Book Review Friday: The Thirteenth Step: Zombie Recovery

 

The Thirteenth Step: Zombie Recovery

The Thirteenth Step: Zombie Recovery

We asked for zombie stories that showed humanity at its best, and Michelle Miller’s novel The Thirteenth Step: Zombie Recovery sort of fit the bill, but definitely wasn’t a friend of Bill. In Miller’s zombie apocalypse, the zombie virus reaches flash over proportions at the same time worldwide. As the zombies rend flesh and create new zombies, a select group of people are able to avoid zombie detection. Turns out they’re either drug addicts or they have the alcoholic gene. Bill, a PR person for the New York lottery, survives the initial slaughter as does Courtney, a Lotto winner whose dreams are dashed when zombies interrupt the check ceremony. As they fight their way to safety, Bill and Courtney slowly figure out the secret to their survival, and pick up a few other former alcoholics or children of alcoholics to round out their band. Bill, a true AA adherent who believes in meetings and fellowship, is at odds with Courtney, the bitter child of an alcoholic, who despises AA and everything it stands for. Definitely no love relationship about to brew there.
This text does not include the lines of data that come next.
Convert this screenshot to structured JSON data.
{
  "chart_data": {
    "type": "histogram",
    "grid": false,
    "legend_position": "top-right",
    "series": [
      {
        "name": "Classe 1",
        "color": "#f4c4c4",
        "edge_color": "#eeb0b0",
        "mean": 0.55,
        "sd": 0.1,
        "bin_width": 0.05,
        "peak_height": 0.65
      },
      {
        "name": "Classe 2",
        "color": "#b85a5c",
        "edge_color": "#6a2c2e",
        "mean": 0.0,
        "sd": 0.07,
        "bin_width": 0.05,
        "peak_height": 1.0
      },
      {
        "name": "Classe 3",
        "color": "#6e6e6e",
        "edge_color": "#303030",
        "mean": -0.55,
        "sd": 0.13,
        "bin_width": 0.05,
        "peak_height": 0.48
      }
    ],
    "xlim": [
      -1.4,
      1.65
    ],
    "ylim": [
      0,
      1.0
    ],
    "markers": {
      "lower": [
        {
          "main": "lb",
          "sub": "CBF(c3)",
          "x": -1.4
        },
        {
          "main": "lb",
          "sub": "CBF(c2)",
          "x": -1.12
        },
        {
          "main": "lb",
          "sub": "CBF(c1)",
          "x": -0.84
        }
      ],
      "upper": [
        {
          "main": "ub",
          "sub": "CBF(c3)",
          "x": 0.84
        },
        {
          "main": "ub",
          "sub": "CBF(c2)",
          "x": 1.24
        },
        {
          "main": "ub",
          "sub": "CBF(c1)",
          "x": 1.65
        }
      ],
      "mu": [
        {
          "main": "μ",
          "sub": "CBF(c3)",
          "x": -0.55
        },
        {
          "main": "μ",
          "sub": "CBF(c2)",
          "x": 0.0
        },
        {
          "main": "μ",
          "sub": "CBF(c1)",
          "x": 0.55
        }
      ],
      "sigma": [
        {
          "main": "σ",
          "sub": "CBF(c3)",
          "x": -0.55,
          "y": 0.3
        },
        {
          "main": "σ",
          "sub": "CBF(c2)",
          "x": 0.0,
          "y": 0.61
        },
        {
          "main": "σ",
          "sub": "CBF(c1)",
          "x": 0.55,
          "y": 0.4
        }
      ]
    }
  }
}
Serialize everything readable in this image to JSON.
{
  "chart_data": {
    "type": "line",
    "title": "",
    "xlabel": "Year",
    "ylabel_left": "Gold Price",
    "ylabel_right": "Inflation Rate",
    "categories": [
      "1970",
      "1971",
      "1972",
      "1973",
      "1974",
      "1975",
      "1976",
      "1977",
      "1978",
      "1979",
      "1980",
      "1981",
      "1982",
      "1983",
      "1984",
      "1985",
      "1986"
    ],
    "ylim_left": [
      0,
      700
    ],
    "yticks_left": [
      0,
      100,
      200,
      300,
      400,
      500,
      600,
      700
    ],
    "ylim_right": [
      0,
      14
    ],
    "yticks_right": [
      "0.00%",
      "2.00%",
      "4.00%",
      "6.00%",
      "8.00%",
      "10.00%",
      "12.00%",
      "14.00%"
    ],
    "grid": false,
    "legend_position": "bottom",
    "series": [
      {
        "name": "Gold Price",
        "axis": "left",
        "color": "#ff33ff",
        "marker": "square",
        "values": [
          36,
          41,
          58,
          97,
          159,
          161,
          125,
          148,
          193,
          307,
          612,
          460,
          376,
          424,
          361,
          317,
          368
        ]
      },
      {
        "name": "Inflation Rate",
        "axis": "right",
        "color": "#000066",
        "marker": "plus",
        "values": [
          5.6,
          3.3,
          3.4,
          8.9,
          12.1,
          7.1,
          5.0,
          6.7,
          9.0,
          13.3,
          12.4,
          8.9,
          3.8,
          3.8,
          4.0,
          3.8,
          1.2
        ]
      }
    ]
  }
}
The group grows to include a drug dealer, a zombie aficionado, a middle-aged woman, a former addict now Ivy Leaguer, and an illegal immigrant. Each of these characters must come to terms with the guilt of surviving while their loved ones died, as well as battle their inner demons. Let’s be honest, in a zombie apocalypse who wouldn’t want to drink or drug? When you’re surrounded by 12 Steppers, though, any use of alcohol or drugs becomes a group discussion.

The wanderers do find a sanctuary of sorts, a gated community that runs by the rules of Alcoholics Anonymous. Here, everyone is in recovery and the leaders impose a multitude of rules to keep everyone on track. Up until this point, the AA story line referred to in the title mostly consisted of Bill singing the praises of AA and Courtney suspiciously eyeing everyone as if they were hiding bottles under their coats. Once the survivors arrive at the AA community, the tone shifts and suddenly AA is a cult with a charismatic leader and arranged marriages.  The New York group, uncomfortable with “AA fundamentalism,” decide to leave the community and continue their search for a safe place to live.

For the most part, this was an enjoyable read. The zombies were easily dispatched and posed no real threat to the survivors. Rising radiation levels were another obstacle that seemed easily surmounted and not a true threat. The danger in this story came from other humans and there’s even a reference to Jonestown in an attempt to heighten the danger when the New York group flees the gated community. Even so, this isn’t a book that will keep you on the edge of your seat waiting to see if our stalwart heroes make it to safety.

The only parts of the book that kept me guessing were whether this was an indictment of AA and other 12 step programs or a very awkward tribute and the ending which was both convenient and unexpected. Still, a happy ending in a zombie novel is what we asked for and The Thirteenth Step delivered. If you’re looking for something short on gore and long on feelings, this might be for you.